Millions of years from now, will archaeologists excavate marriage certificates and wedding bands like fossils? Will children ask their parents, “Mom, dad, what’s a wedding?” It’s weird to think of marriage going the way of dinosaurs, but, according to experts, it’s entirely possible. Per the book Marriage and Modernization: How Globalization Threatens Marriage, select British social scientists have predicted that “marriage is doomed and will be virtually extinct within 30 years.” Duncan White, head of Relate, an expansive organization of marriage counselors, thinks that “only one in five long-term couples will be married” — at least across the pond in Britain — before the three decades are up.
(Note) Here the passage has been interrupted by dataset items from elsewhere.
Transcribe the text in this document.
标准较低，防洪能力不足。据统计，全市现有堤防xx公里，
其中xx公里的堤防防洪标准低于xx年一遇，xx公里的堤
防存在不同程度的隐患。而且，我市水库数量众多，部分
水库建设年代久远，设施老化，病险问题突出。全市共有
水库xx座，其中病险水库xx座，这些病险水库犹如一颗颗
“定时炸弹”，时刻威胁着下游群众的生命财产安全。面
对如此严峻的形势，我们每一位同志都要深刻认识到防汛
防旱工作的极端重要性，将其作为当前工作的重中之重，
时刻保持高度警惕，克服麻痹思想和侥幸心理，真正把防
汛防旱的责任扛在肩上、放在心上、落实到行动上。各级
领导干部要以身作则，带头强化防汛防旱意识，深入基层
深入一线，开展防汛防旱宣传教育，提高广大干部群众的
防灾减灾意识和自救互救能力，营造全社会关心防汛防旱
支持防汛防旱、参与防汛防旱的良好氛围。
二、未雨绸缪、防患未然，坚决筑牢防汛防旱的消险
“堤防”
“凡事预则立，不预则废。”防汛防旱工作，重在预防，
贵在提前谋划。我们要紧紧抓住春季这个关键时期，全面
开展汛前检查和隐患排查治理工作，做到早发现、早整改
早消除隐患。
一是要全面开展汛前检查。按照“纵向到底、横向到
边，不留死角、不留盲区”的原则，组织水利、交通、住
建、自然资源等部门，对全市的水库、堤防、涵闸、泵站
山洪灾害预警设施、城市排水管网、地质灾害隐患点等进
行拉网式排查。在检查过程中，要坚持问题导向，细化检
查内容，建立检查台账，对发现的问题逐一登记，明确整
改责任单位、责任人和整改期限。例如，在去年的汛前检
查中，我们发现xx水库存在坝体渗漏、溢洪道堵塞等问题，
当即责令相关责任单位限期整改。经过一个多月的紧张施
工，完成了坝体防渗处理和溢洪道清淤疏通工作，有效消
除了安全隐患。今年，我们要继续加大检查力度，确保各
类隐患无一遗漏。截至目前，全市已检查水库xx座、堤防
However, when 60 Minutes and Vanity Fair (via CBS News) polled Americans for their thoughts on the purpose of marriage, 54 percent labeled it “a mark of commitment” while 23 percent said it was a way “to provide for raising children.” It’s true that 20 percent thought marriage “doesn’t have much of a purpose,” but there’s still many more Americans who do think marriage is relevant. With so much change in just one century, though, you have to wonder how this thinking will continue to evolve.